Beelden van gestolde energie

Over het leven van Henri Gaudier-Brzeska

Door: Ruud Vermeer

And Henri Gaudier went to it,

and they killed him,

And killed a good deal of sculpture,

Dit is een kort fragment van Canto XVI van de dichter Ezra Pound, waarin hij de loopgraven van de Eerste Wereldoorlog vergelijkt met de hel. Hij noemt de namen van kunstenaars en dichters die vochten en gewond raakten of omkwamen. Eén van hen, Henri Gaudier-Brzeska, nam een speciale plaats in. Pound en hij hadden elkaar in juli 1913 ontmoet. Gaudier was een begaafd beeldhouwer die toen exposeerde in de Albert Hall in Londen. Het was het begin van een vriendschap die zou eindigen bij de dood van Gaudier in 1915.

Jeugd

Henri Alphonse Séraphin Marie Gaudier werd geboren op 4 oktober 1891 in Saint-Jean de Braye, een plaatsje vlakbij Orleans. Al op jonge leeftijd ging hij met zijn vader, die timmerman was, mee het bos in, op zoek naar vreemd gevormde stukken hout om er vormen in te snijden.

In juli 1903 ging hij naar het voortgezet onderwijs. Zijn ouders bepaalden dat hij de handel in moest. Hij kon goed leren en kwam van school af met een speciale vermelding voor het vak Engels. Dat leverde hem een beurs op om in Engeland verder te studeren. In september 1907 vertrok hij om stage te lopen bij verschillende handelsondernemingen. Maar hij begon steeds meer te twijfelen aan deze ‘roeping’. Liever tekende en schetste hij.

In april 1909 was de stage afgerond. Hij wilde naar Duitsland. Hij was in contact gekomen met ene professor Uhlemayr, die hem had uitgenodigd. Op 20 april arriveerde Henri in Neurenberg en in de maanden erna bezocht hij samen met de professor allerlei musea. Hij wist daarna zeker dat hij kunstenaar wilde worden. Zo keerde hij een half jaar later terug in Frankrijk. Hij besloot in Parijs te gaan wonen en daar naar werk te zoeken. Dat bleek echter moeilijker dan hij dacht.

A woman sitting (1914)

Sophie

In mei 1910 ontmoette hij in de bibliotheek Sophie Brzeska, een Poolse vrouw van 39. Zij was meer dan twintig jaar ouder dan hij, maar toch ‘klikte’ het. Het was het begin van een moeizame verhouding. Ze fascineerde Henri. Hij zei dat hij in haar een schoonheid vond die Baudelaire beschreven had in Les Fleurs du Mal. Of ze ooit echt seks met elkaar hebben gehad is onduidelijk. Volgens bekenden van het stel, wilde zij er niets van weten en dat frustreerde hem enorm. Sophie wilde persé dat zij zich zouden voordoen als broer en zus. Henri wilde een echte verhouding en dat leverde een hoop geruzie op.

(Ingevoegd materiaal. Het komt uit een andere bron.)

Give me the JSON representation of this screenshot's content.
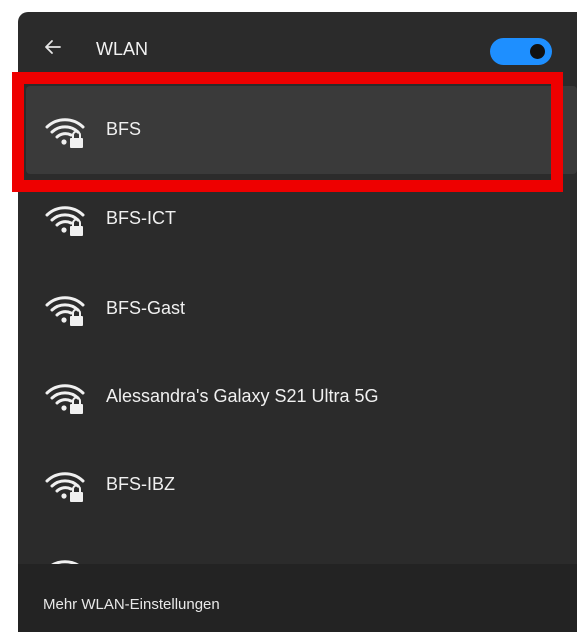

In diezelfde periode realiseerde hij zich dat zijn voorkeur als kunstenaar uitging naar beeldhouwwerk. Zijn ouders maakten zich ongerust over het leven wat hij leidde. Hij keerde pas naar hen terug toen hij in september van dat jaar ziek werd. Na een tijdje vroeg hij Sophie om ook daarheen te komen. Het was, gezien het leeftijdsverschil, een vreemd stel, waar het nodige over geroddeld werd. Dat maakte hem zo boos dat hij besloot dat ze naar Parijs terug zouden keren. Dat voornemen werd echter doorkruist door de oproep voor Henri zich te melden voor het leger. Natuurlijk had hij daar totaal geen zin in en dus besloten ze eind 1910 te verhuizen naar Londen.

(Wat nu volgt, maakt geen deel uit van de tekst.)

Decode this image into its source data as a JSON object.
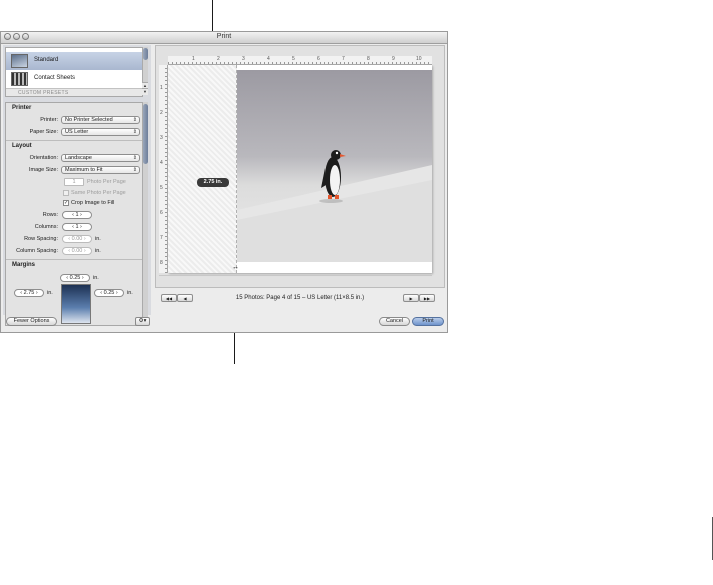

Henri kon zich er met zijn Engels natuurlijk prima redden. Voor Sophie gold dat minder. Het samenwonen was niet bepaald makkelijk. Ze maakten voortdurend ruzie. Om dit te ontvluchten besloot Sophie uiteindelijk om naar Felixstowe te verhuizen, waar ze als oppas in een privéschool ging werken. Gaudier vond de scheiding afschuwelijk en ging zich vanaf die tijd Gaudier-Brzeska noemen.

Hij had totaal geen ervaring met beeldhouwen, maar dat deerde niet. Toen de beeldhouwer Jacob Epstein hem ernaar vroeg, zei hij dat hij het vaak had gedaan. Epstein zei dat hij er graag naar wilde kijken. Gautier kocht daarop drie blokken steen en hakte er de hele nacht op los, zodat hij wat kon laten zien. Hij bleek een natuurtalent te zijn.

Succes

In januari 1912 kreeg hij zijn eerste opdracht. Het ging om de actrice Maria Carmi die hij afbeeldde als madonna in een toneelstuk, The Miracle. Dat was het succes, de ‘opstap’ die hij nodig had. De werken volgden elkaar in snel tempo op. Hij vervaardigde beelden van brons, marmer, diverse steensoorten, albast en gips. Het waren in eerste instantie werken waarin de invloed van vooral Rodin nog te zien was. Later waren het meer gestileerde gestalten van mensen en dieren en leek hij meer beïnvloed door zogenaamde ‘primitieve’ kunst uit Oceanië. Een belangrijke opdracht kwam in juni om een beeld te maken ter gelegenheid van de opvoering van De Vuurvogel van Igor Stravinsky in Londen.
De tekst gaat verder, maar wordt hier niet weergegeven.